Kodak Sues Apple. Again.
Kodak is suing Apple again — but this time, it’s not for patent infringement, it’s for undermining Kodak’s efforts to sell off the very patents it’s asserting against Apple.
In a lawsuit filed late Monday in U.S. bankruptcy court in Manhattan, Kodak accused Apple of attemping to “delay and derail” its patent-sale efforts by wrongly claiming ownership over 10 patents Kodak is peddling as part of a portfolio worth some $2 billion.
“Apple’s strategy has been to use its substantial cash position to delay as long as possible the payment of royalties to Kodak and to interfere [with the sale],” Kodak said. “Apple and FlashPoint [an Apple spinoff that is also claiming ownership] are seeking to benefit from Kodak’s difficult financial position, which will be exacerbated if the debtors cannot obtain fair value for the patents.”

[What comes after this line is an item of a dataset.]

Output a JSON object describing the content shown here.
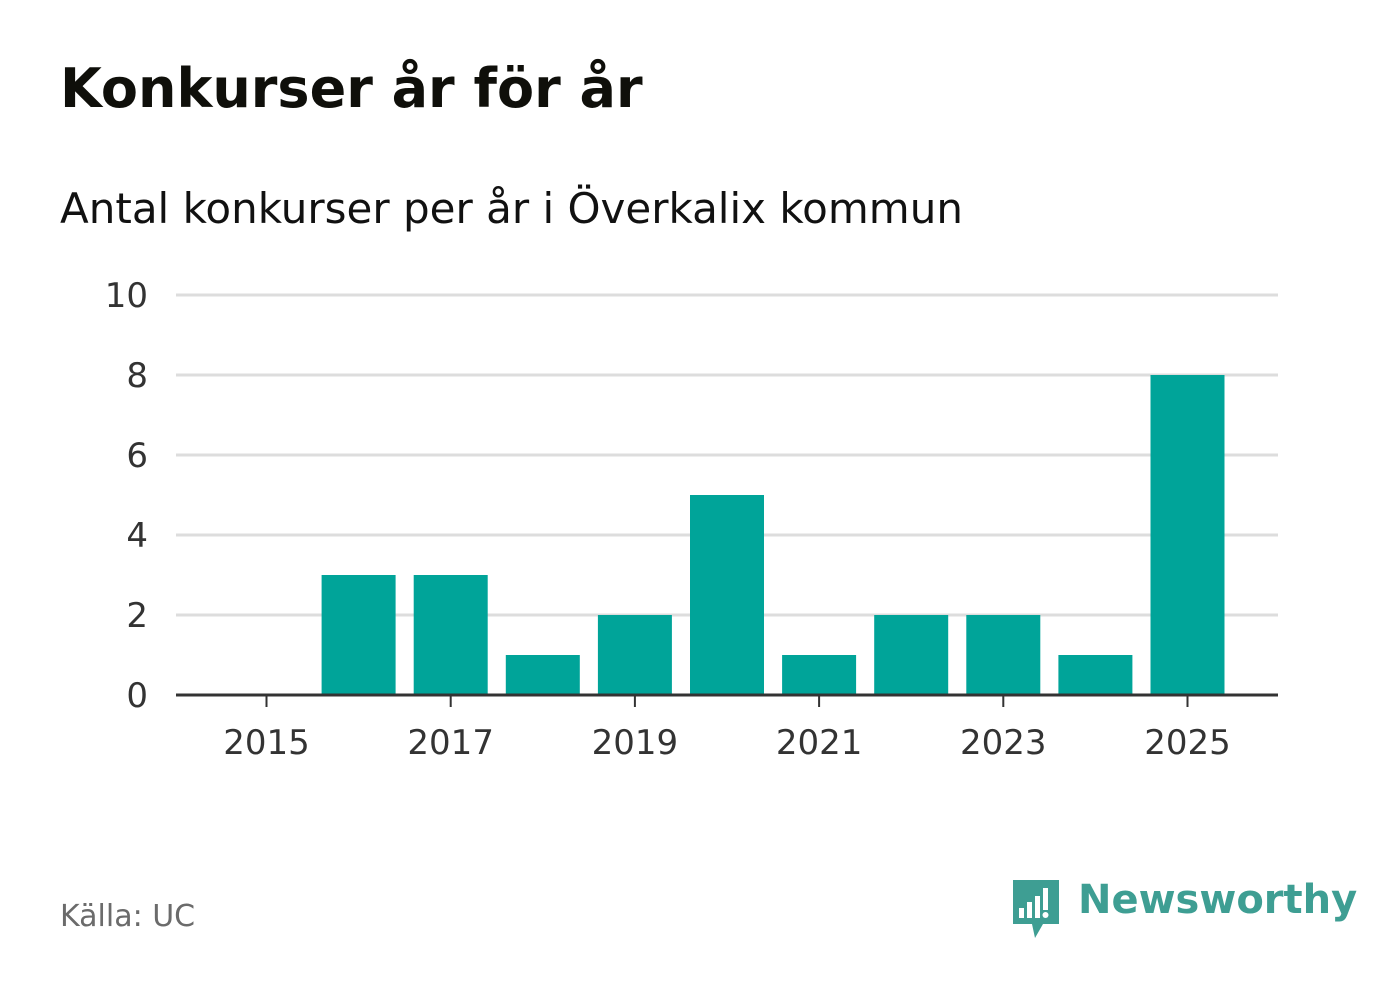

Notably, Kodak has identified Apple as among the largest infringers of patents in its portfolio, and a potential purchaser of them, as well. And now it’s implying that Apple’s intent, by asserting ownership, is to drive the patent’s value down so it can purchase it at a lower price.
Kodak, which says that the patent portfolio in question has generated billions of dollars in revenue for it over the last decade, is seeking a court order dismissing Apple’s ownership claims over the patents at issue here and putting an end to what it describes as a “public campaign to create uncertainty as to ownership of the patents.”